In this age of “fake news,” it can be difficult to get to the factual information. When a potentially fatal illness is on the line, it makes it a more dire situation. To help with that, Neural Covidex, an AI-powered search engine, will make finding information about coronavirus COVID-19 easier.
There are many, many horrors attached to COVID-19 — we’ve all read and seen the news; there’s no need to detail it here. But there’s still a thirst for more information. Because of all the information about how to stay safe, what guidelines your region is enforcing, and what the latest statistics are, it makes it difficult for researchers to get to the information they’re looking for to actually try to end COVID-19.
That leaves a need for an easier way for them to find that information.
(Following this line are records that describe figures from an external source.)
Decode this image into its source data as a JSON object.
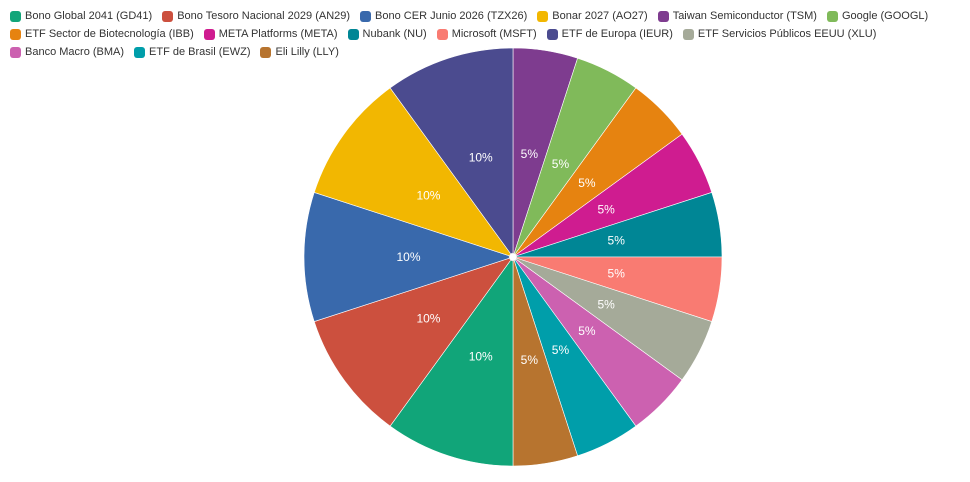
{
  "chart_data": {
    "type": "pie",
    "title": "",
    "legend_position": "top",
    "start_angle": "12 o'clock",
    "direction": "clockwise",
    "slices": [
      {
        "name": "Taiwan Semiconductor (TSM)",
        "value": 5,
        "label": "5%",
        "color": "#7E3C8F"
      },
      {
        "name": "Google (GOOGL)",
        "value": 5,
        "label": "5%",
        "color": "#80BA5A"
      },
      {
        "name": "ETF Sector de Biotecnología (IBB)",
        "value": 5,
        "label": "5%",
        "color": "#E68310"
      },
      {
        "name": "META Platforms (META)",
        "value": 5,
        "label": "5%",
        "color": "#CF1C90"
      },
      {
        "name": "Nubank (NU)",
        "value": 5,
        "label": "5%",
        "color": "#008695"
      },
      {
        "name": "Microsoft (MSFT)",
        "value": 5,
        "label": "5%",
        "color": "#F97B72"
      },
      {
        "name": "ETF Servicios Públicos EEUU (XLU)",
        "value": 5,
        "label": "5%",
        "color": "#A5AA99"
      },
      {
        "name": "Banco Macro (BMA)",
        "value": 5,
        "label": "5%",
        "color": "#CC61B0"
      },
      {
        "name": "ETF de Brasil (EWZ)",
        "value": 5,
        "label": "5%",
        "color": "#009EAA"
      },
      {
        "name": "Eli Lilly (LLY)",
        "value": 5,
        "label": "5%",
        "color": "#B7742F"
      },
      {
        "name": "Bono Global 2041 (GD41)",
        "value": 10,
        "label": "10%",
        "color": "#11A579"
      },
      {
        "name": "Bono Tesoro Nacional 2029 (AN29)",
        "value": 10,
        "label": "10%",
        "color": "#CC503E"
      },
      {
        "name": "Bono CER Junio 2026 (TZX26)",
        "value": 10,
        "label": "10%",
        "color": "#3969AC"
      },
      {
        "name": "Bonar 2027 (AO27)",
        "value": 10,
        "label": "10%",
        "color": "#F2B701"
      },
      {
        "name": "ETF de Europa (IEUR)",
        "value": 10,
        "label": "10%",
        "color": "#4B4B8F"
      }
    ],
    "legend_order": [
      "Bono Global 2041 (GD41)",
      "Bono Tesoro Nacional 2029 (AN29)",
      "Bono CER Junio 2026 (TZX26)",
      "Bonar 2027 (AO27)",
      "Taiwan Semiconductor (TSM)",
      "Google (GOOGL)",
      "ETF Sector de Biotecnología (IBB)",
      "META Platforms (META)",
      "Nubank (NU)",
      "Microsoft (MSFT)",
      "ETF de Europa (IEUR)",
      "ETF Servicios Públicos EEUU (XLU)",
      "Banco Macro (BMA)",
      "ETF de Brasil (EWZ)",
      "Eli Lilly (LLY)"
    ]
  }
}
Professor Jimmy Lin of the University of Waterloo is behind creating a searching engine, Neural Covidex, meant just for those looking for coronavirus COVID-19 information.
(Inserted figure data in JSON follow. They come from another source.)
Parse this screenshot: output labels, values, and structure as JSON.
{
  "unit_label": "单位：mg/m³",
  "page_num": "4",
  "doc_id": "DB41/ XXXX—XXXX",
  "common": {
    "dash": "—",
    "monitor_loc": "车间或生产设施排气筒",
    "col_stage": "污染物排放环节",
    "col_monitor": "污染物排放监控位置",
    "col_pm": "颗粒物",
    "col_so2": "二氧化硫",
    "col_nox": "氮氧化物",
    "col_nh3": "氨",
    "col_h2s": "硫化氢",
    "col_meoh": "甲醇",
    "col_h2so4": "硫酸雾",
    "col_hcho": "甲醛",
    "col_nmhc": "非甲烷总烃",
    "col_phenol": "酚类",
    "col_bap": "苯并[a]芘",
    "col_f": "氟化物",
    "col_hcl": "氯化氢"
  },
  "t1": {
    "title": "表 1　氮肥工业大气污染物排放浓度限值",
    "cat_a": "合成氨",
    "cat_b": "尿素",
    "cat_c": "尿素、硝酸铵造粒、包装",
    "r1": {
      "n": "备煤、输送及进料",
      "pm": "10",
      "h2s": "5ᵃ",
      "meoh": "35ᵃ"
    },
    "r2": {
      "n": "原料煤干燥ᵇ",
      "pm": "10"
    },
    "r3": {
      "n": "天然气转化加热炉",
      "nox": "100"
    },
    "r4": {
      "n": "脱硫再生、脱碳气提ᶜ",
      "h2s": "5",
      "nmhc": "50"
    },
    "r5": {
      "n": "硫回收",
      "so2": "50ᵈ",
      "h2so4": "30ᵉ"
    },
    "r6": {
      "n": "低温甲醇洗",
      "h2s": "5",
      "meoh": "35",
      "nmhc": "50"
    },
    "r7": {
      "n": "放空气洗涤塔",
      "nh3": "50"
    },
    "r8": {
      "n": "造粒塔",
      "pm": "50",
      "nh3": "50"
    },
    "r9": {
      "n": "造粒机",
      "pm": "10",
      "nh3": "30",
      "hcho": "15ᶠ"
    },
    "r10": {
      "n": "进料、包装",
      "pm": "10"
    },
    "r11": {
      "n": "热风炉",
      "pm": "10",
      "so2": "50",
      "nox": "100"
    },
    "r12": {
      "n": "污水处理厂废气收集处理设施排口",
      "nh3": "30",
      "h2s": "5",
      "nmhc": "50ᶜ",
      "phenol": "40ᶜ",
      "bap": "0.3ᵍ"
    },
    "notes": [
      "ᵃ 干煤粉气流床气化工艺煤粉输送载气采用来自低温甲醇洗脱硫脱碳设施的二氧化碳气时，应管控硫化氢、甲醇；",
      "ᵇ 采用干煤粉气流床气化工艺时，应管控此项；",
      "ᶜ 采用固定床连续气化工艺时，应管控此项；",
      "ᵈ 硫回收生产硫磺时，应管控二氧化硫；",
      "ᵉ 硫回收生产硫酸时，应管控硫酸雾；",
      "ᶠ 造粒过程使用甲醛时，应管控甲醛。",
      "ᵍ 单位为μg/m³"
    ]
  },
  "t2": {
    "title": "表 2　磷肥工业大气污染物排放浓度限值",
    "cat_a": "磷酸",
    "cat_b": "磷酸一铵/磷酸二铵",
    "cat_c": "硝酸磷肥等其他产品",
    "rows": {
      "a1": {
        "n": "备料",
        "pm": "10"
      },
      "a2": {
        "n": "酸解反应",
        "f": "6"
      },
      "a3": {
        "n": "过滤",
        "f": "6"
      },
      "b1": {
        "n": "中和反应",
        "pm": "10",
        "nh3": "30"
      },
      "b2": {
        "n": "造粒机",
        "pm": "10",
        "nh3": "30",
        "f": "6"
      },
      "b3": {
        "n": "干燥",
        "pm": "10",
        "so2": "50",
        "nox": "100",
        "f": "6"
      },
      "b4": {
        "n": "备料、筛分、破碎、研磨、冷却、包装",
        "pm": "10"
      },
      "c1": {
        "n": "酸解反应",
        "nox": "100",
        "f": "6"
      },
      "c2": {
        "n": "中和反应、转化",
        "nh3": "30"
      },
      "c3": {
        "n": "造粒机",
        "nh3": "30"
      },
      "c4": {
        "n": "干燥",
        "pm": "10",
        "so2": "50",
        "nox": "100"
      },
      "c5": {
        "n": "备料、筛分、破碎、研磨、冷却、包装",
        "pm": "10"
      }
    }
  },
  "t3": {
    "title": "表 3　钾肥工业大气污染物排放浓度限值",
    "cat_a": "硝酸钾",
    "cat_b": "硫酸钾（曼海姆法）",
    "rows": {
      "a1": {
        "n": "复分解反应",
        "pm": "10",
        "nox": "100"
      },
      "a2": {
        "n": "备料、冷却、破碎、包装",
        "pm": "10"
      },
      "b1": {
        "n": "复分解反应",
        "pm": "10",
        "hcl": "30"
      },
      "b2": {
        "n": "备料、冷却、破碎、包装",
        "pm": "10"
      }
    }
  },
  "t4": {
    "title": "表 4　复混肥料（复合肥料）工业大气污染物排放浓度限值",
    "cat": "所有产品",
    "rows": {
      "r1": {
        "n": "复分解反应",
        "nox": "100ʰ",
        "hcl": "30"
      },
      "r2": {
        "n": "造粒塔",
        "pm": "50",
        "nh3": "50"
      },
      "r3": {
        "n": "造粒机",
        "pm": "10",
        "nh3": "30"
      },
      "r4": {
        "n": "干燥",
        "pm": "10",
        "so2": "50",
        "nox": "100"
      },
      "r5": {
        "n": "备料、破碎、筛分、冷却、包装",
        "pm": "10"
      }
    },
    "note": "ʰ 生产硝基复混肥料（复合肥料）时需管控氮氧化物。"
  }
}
This system provides quick and easy access to a ready set of information, the Allen Institute for AI’s COVID-19 Open Research Dataset (CORD-19). CORD-19 contains 45,000 scholarly articles, medical reports, journal articles, and preprints about the virus and the rest of the coronaviruses. It’s a set of information available globally for researchers.
“Neural Covidex can provide an easier way for clinicians, researchers, and other experts to navigate the plethora of information that is emerging from the scientific community and obtain relevant, actionable evidence as quickly as possible,” explained Lin, the holder of the David R. Cheriton Chair at the David R. Cheriton School of Computer Science.
Lin wanted to find a way he could contribute to stamping out COVID-19. He is focusing on creating systems with techniques based on artificial intelligence and neural networks that will aid researchers by providing large amounts of applicable text. What he developed was a way to redirect his research into constructing natural language processing and information retrieval components to better explore the Allen Institute for AI’s dataset.
The information included in CORD-19 goes back even earlier than COVID-19 – it includes information on SARS, MERS, and prior coronaviruses. This includes many varied topics that cover public health, clinical care, epidemiology, genetics, and more. This information is updated weekly, and with the novel coronavirus, that’s necessary. But facts seem to change several times a day, so maybe it could be updated more quickly. The information is gathered from peer-reviewed publications and certain preprint services.
“The ultimate goal of our work is to build a system that can help experts who are working on this worldwide pandemic,” shared Lin. “For example, doctors who are conducting meta-analyses to update clinical care guidelines and virologists who are working on developing a vaccine. We know we’re still pretty far from this, but we’re working hard to improve our system incrementally by leveraging the latest AI techniques.”
Working with Lin on this project are Professor Kyunghyun Cho of New York University and two Waterloo undergraduate students in Computer Science – Edwin Zhang and Nikhil Gupta.
What Does this All Mean?
It means that hopefully with Lin’s dedicated AI-powered search engine, it will help those trying to solve the COVID-19 pandemic. Physicians, the World Health Organization, the Centers for Disease Control and Prevention, etc., will be able to have a quick way to access information. They won’t need to wade through the magnitude of globally-available information.
A few weeks back we posed the question of whether the Internet of things could do more to help out in the era of the coronavirus. It seems like we found the answer in the form of Neural Covidex, an AI-powered search engine.